Facebook allows violent videos

The social media giant has amended its previous ban on graphic content based on member feedback

Facebook has for a long time been at the forefront of social media, garnering hundreds of millions of users on its website. According to Internet World Stats, Facebook recorded 1.11 billion users in March 2013, reaching more than 130 countries.

 DISLIKE — Facebook struggles to keep its image amidst controversy.  Google Images

DISLIKE — Facebook struggles to keep its image amidst controversy. Google Images

However, amid Facebook’s apparent success, the social media giant is in a dilemma over whether or not it should allow graphic videos to be posted on its website.

Following Facebook’s announcement declaring that it will lift a ban on graphic videos, including beheadings, the social media site has now gone back on its statement, removing a particularly violent video of a Mexican woman being beheaded by a masked man.

According to Alexei Oreskovic, a journalist for Reuters, Facebook admitted its imperfections.

“Facebook acknowledged on Tuesday that its previous approach, which permitted the video of the woman’s killing in Mexico to remain on its site, was flawed,” Oreskovic said.

In a recent press release highlighting its policy change, Facebook acknowledged a change in procedure when dealing with violent content. In the release, Facebook said it permits such videos on its website so that users may condemn such acts of extreme violence, not celebrate them.

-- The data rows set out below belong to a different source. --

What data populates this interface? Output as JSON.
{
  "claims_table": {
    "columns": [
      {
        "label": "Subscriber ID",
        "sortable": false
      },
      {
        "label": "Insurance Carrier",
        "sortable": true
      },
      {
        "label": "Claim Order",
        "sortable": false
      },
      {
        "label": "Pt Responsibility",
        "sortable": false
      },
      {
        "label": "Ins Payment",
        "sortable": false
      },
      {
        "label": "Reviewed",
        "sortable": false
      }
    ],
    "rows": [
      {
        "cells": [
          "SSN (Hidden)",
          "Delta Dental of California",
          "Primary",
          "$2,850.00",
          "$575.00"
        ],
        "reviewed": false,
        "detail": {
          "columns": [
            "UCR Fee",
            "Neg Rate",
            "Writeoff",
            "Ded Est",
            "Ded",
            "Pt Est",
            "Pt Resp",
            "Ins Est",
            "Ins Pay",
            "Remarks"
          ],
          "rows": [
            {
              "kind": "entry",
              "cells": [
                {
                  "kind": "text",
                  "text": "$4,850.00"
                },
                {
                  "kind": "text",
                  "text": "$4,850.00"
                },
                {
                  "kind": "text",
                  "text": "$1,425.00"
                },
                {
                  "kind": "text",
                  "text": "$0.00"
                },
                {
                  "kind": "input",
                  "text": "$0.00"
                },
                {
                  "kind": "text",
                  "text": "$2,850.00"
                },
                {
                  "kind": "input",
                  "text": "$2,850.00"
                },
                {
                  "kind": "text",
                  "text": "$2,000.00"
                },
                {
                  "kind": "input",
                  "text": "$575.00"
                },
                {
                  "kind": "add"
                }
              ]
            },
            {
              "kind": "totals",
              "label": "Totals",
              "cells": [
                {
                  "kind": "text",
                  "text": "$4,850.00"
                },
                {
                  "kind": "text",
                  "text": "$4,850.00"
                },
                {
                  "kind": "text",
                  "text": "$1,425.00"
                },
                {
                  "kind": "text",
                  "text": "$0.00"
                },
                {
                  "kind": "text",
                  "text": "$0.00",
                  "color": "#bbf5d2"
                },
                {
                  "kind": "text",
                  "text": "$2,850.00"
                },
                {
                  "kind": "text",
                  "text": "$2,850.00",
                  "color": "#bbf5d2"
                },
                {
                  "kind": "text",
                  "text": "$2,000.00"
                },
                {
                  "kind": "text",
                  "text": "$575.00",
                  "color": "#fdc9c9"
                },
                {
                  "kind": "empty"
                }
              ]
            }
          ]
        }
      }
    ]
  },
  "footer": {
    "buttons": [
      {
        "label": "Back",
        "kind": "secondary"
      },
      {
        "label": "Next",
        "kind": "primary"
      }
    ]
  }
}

“First, when we review content that is reported to us, we will take a more holistic look at the context surrounding a violent image or video, and will remove content that celebrates violence,” it said. “Second, we will consider whether the person posting the content is sharing it responsibly, such as accompanying the video or image with a warning and sharing it with an age-appropriate audience.”

After the upset regarding the particular beheading video, Facebook representatives released follow-up commentary.

“Based on these enhanced standards, we have re-examined recent reports of graphic content and have concluded that this content improperly and irresponsibly glorifies violence. For this reason, we have removed it.”

As I watch Facebook attempt to regain control of its image, I wonder what our world will be like 10 years from now. If the largest social media site needs to figure out whether it should allow beheadings to be posted, what will I see in the next few years?

I could not help but question why we need to watch a beheading to condemn it. It is almost comical when you think about it. Only if our users condemn the action will we allow it. Any celebration, and we zap the video, okay?

I believe this is only a warning flare of a deeper problem our society is facing. Even though Facebook is making human interaction more possible in places thought impossible, it is doing something that is not so readily recognizable. I believe it is leaving us lonely and incomplete, replacing face-to-face time with something far less substantial.

Only when we become aware of the corrosion that is eating its way through our culture will we realize our flaws and turn toward what we were founded on as a nation — that we are endowed by our Creator with certain unalienable rights and that among these are life, liberty and the pursuit of happiness.

Like Rand Paul said in his quote of author and social critic Os Guinness at Liberty University’s Convocation last Monday, Oct. 28, there is something that jeopardizes our nation beyond enemies across the waters.

“I believe that America is in a full blown spiritual crisis,” Paul said. “The problem, as Os Guinness puts it, is not wolves at the door, but termites in the floor.”

My prayer is that, as a nation, we will once again find what made our country so blessed. Not arguing over what to post on Facebook or who is more popular than the other person, but what makes a person a unique individual capable of great things.

“…Those of us who love freedom must realize that freedom is not a license to do as you please,” Paul said. “Freedom can only be realized when citizens know self-restraint or, put another way, virtue. What America needs is not another politician. What America needs is a revival.”